Speaking to the media, Ghosh slammed the CBFC for asking him to beep certain words. “It asked me to beep the word Gujarat as Sen was speaking about Gujarat riots in the documentary. Then it asked me to beep the word cow which in my opinion was very funny. We were also asked to beep words like Hindu and Hindutva. We objected to it. We know how films like Udta Punjab and Lipstick under My Burkha went into controversies following its dispute with CBFC regarding film certification. I don’t agree with what happened with these films and rightfully the opposition voice was raised. But I never thought such parameters would be followed in documentaries which is not a scripted movie and when it is about a person with such international stature. I was a bit shocked to experience this,” he said.

Nobel Laureate Amartya Sen, who is presently in Santiniketan in Birbhum district, told reporters, “I have nothing to say on this as I have not directed this documentary. I am the subject of the documentary and being a subject of the movie I should not comment on this. The director will give his opinion on this. I don’t want to be a part of this discussion.” Prof Sen added, “If the government has reservation about the documentary then there could be discussion on such reservation where others would place their opinion. I should not speak on this.”

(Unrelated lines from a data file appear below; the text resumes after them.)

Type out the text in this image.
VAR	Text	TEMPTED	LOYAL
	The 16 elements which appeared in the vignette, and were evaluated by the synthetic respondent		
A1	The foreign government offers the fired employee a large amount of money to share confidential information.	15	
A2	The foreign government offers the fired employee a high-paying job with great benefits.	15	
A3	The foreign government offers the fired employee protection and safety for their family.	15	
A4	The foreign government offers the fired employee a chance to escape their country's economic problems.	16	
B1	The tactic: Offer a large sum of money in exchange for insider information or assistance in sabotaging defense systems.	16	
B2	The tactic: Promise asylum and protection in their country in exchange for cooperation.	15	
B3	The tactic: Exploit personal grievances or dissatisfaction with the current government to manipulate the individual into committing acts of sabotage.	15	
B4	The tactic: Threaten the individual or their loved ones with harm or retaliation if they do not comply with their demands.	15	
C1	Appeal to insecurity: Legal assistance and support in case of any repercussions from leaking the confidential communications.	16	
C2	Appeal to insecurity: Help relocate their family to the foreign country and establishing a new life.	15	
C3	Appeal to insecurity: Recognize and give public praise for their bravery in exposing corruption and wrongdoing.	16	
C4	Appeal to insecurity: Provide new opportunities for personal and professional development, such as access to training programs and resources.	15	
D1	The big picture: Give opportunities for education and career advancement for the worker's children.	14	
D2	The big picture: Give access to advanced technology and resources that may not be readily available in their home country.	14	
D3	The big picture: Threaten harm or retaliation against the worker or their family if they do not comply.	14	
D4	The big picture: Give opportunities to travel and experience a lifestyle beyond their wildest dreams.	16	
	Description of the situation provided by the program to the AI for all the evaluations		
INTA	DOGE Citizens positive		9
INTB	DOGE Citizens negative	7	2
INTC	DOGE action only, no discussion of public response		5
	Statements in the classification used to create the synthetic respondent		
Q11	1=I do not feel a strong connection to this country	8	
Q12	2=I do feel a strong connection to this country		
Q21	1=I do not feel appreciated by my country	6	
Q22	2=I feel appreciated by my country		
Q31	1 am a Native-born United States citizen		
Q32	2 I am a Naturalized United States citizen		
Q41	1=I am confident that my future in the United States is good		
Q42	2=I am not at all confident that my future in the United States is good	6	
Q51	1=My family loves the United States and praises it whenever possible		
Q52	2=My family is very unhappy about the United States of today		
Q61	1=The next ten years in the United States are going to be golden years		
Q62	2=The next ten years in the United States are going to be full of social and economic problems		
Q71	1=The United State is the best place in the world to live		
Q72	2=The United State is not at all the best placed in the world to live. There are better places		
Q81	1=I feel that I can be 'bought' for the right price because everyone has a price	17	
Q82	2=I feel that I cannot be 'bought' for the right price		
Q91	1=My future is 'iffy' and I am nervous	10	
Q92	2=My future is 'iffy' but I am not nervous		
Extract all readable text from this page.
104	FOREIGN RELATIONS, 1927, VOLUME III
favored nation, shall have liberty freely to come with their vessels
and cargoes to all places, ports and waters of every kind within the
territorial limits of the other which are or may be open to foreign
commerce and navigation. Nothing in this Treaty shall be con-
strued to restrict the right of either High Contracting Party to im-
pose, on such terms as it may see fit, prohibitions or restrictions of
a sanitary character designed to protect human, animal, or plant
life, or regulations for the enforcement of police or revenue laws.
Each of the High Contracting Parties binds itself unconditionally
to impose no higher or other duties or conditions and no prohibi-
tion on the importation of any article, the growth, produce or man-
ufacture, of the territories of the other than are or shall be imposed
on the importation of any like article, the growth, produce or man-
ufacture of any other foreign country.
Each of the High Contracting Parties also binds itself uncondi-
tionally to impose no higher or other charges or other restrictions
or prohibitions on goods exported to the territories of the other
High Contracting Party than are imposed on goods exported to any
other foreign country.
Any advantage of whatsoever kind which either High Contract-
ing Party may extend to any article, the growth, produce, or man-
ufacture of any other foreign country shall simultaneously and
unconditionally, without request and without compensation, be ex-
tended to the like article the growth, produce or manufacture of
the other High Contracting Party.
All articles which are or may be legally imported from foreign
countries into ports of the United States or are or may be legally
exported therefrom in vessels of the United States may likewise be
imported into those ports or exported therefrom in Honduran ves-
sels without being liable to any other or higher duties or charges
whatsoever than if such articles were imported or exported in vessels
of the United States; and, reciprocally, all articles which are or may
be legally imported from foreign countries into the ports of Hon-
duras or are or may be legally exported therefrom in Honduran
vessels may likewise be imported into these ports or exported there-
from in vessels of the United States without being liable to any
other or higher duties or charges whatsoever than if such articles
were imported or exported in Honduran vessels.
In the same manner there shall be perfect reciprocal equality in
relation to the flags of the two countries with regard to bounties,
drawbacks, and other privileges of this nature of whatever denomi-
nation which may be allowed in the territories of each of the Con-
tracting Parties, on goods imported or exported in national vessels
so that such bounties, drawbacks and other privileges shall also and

It may be recalled that in March, the CBFC had delayed the release of a Bengali film “Shunyota” (Emptiness) which was the first movie made with the subject of demonetisation. Director Suvendu Ghosh had alleged that members of local CBFC had similarly asked him to beep some dialogues and words which had criticised the Centre’s demonetisation move.

Significantly, Amartya Sen is a fierce critic of the Central government and is a regular in raising his voice against several issues. Sen had criticised the Centre’s demonetisation move and recently spoke against the Basirhat violence.

According to member of film fraternity, Sen’s relationship with the central government might have played a role in the latest controversy surrounding the documentary. Veteran Bengali actor Soumitra Chatterjee said it was “foolishness” on the part of CBFC not to allow its release and such move amounts to “fascism”. “This is nothing but foolishness. I don’t know why we still call ours a democratic nation when we don’t have the right to express our pinions and views. The person who has spoken such words is one who has such international repute. This is a kind of fascism. We cannot expect more from a government which bans eating beef,” Chatterjee said.